The women-led Hotazel project of Kalagadi Manganese has secured a R2.2 billion loan from the African Development Bank (AfDB) after a pool of investors that had agreed to fund it, including a couple of banks, pulled out in 2011.
The loan facility, announced at the Investing in African Mining Indaba yesterday, was enabled by a pool of foreign investors, including Chinese firms, but Kalagadi said it was looking locally for further funding.
The loan will fund the integrated mining and beneficiation project at Hotazel in the Northern Cape.
The Hotazel project is divided into three parts – the mine, a sinter processing plant and a smelter to be built in Coega, Eastern Cape.
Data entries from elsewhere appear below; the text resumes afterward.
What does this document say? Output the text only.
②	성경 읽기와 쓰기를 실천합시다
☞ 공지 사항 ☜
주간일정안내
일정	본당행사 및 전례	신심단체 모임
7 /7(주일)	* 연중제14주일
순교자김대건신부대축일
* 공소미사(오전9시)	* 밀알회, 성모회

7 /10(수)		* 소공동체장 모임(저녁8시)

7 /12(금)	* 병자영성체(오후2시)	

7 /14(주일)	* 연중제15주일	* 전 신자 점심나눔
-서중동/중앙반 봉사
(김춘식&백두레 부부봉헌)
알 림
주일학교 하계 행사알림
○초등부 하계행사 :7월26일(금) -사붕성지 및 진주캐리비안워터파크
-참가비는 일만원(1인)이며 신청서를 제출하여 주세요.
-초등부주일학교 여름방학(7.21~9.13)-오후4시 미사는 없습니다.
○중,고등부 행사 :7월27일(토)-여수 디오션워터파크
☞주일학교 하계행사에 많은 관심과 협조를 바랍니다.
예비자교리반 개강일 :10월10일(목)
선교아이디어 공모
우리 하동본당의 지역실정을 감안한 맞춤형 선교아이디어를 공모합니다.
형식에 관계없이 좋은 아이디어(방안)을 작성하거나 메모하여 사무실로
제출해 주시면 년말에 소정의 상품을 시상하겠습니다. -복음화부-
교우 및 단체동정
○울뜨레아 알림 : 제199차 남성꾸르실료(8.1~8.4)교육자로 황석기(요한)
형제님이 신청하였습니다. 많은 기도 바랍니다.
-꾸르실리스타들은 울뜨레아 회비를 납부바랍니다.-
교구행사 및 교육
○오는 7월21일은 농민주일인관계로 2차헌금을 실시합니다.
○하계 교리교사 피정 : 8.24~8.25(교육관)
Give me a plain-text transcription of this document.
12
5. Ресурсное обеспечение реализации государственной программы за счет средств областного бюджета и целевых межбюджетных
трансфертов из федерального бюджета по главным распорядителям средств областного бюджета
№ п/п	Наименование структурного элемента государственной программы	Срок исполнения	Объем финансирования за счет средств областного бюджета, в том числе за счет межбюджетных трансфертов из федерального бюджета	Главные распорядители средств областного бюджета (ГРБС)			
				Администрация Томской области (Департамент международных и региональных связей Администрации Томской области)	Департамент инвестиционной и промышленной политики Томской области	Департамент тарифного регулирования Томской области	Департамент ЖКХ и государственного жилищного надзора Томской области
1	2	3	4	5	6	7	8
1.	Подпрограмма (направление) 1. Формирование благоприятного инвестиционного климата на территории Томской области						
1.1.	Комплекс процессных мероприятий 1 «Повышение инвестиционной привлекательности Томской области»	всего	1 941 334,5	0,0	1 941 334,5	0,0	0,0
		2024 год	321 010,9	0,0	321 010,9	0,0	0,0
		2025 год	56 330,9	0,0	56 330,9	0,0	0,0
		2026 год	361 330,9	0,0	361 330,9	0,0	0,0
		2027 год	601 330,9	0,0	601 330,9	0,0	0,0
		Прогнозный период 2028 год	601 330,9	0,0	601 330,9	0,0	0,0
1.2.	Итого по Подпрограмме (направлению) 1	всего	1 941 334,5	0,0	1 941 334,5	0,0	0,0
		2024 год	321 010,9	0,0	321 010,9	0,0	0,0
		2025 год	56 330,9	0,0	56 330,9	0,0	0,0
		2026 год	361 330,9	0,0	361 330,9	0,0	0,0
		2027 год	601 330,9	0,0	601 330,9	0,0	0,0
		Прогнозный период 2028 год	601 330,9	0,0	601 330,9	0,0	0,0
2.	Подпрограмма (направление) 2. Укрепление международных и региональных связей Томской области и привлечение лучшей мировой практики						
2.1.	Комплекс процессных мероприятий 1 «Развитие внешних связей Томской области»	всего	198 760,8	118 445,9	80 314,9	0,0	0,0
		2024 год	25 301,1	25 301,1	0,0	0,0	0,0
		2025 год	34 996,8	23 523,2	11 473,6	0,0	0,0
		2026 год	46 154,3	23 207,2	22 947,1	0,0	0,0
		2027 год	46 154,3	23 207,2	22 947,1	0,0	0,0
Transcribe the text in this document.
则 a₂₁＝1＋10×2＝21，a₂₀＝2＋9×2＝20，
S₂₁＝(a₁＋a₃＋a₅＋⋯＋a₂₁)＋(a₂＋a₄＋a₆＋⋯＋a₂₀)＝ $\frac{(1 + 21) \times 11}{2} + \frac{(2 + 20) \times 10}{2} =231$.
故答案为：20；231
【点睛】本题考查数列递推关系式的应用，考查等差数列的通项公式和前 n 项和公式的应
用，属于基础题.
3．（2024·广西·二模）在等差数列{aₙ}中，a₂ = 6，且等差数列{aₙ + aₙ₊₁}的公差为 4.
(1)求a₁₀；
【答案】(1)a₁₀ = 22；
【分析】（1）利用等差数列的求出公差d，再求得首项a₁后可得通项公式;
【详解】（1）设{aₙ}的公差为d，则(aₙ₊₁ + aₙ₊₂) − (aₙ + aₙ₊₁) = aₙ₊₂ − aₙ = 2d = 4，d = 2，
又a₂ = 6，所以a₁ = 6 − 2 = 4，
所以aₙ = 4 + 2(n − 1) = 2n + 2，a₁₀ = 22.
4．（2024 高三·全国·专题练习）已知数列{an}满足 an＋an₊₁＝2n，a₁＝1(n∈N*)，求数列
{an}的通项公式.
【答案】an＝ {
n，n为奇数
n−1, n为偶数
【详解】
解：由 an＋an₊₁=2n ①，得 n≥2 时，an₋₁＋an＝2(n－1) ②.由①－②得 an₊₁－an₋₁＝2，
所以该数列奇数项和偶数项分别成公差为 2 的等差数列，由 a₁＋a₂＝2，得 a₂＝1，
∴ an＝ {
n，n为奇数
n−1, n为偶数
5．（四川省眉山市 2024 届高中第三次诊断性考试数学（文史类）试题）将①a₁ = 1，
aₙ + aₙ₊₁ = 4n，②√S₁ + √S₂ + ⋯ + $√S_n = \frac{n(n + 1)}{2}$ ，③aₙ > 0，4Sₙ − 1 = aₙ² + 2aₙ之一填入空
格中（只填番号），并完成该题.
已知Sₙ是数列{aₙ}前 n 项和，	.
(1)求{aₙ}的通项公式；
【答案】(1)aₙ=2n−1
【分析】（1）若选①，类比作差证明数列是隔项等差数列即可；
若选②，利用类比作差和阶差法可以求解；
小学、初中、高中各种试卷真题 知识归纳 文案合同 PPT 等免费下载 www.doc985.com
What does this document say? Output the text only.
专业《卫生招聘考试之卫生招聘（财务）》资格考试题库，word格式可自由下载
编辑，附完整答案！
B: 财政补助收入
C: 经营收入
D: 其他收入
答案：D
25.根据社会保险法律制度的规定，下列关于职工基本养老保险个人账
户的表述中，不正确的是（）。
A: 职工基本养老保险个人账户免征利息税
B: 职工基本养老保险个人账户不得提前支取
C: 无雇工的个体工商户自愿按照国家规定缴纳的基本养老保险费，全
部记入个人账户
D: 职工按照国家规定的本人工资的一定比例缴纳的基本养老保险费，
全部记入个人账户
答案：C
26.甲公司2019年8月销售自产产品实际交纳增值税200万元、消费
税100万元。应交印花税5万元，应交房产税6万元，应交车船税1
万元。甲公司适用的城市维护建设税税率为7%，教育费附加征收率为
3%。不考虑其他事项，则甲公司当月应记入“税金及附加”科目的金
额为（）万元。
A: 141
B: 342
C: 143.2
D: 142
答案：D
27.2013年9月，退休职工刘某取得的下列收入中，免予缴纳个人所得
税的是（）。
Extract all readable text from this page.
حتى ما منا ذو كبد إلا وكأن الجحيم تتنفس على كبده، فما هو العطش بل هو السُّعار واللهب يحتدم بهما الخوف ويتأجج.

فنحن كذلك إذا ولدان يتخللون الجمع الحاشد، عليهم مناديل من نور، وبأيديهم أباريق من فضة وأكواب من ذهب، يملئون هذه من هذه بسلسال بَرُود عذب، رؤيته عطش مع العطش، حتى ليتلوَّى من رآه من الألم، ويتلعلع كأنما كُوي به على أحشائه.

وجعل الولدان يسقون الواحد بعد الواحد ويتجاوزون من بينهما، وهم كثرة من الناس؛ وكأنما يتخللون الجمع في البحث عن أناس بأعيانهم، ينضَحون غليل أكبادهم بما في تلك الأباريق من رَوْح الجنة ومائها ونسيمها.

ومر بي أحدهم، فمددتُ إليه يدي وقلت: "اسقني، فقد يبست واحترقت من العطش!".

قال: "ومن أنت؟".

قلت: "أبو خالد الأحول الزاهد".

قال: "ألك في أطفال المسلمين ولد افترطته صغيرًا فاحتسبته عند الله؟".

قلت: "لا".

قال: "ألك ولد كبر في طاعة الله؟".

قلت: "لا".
The mine itself will produce 3 million tons of manganese ore a year on completion and this will be beneficiated to 2.4 million tons of high grade manganese sinter. The sinter plant, which was hot commissioned last month, is now producing more than 2 000 tons a day.
A large part of the loan – R1.4bn – will be used to finance the further development of the mine and the sinter plant and the rest will be used to partly finance the development of a smelter at the coast.
“There is also a standby facility that will finance the smelter when it reaches the stage of bankability,” AfDB chief investment officer Haidara Alhassane said.
Kalagadi chief executive Thulo Malumise said the smelter’s feasibility study had been concluded and the company aimed have the plant up and running in two to three years.
The value of the smelter was estimated at between R5bn and R7bn and Kalagadi executive chairwoman Daphne Mashile-Nkosi said the company had already signed a framework agreement with one company that would provide funding to the value of R7bn.
When complete, the smelter will produce 320 000 tons of high-carbon ferromanganese a year.
A take-off agreement for the ferromanganese has been signed with JSE-listed Metmar and Kalagadi is finalising plans for the first shipment with Transnet Freight Rail.
Mashile-Nkosi said electricity supply constraints would not be a problem for the smelter as Coega had a dedicated supply from the Disa power station.
The loan facility is the first mining beneficiation project that the AfDB has become involved in within South Africa.
The agreement was initially signed in 2011, but the AfDB said the loan had not been dispersed because all other financing parties, “including many banks”, had pulled out when Kalagadi could not provide the guarantees that they wanted.
“Since the time when the banks pulled out of the transaction, the sponsor of the project was able to show commitment not just by words but by putting actual funding into the project,” Alhassane said.
He said the AfDB did not look at Hotazel as a project, but rather as the sort of story that it would like to see more frequently.
The Kalagadi loan has an 11-year term. Its interest rate was not disclosed, but Alhassane said the loan was priced on commercial terms and had a two-year grace period.
He said the AfDB had a view that it could add value to its developmental loans by stretching their maturity period.
Although the development bank has provided loans for beneficiation projects in other parts of Africa, it said the Kalagadi loan was the largest to date and it was happy to look at more beneficiation projects in South Africa.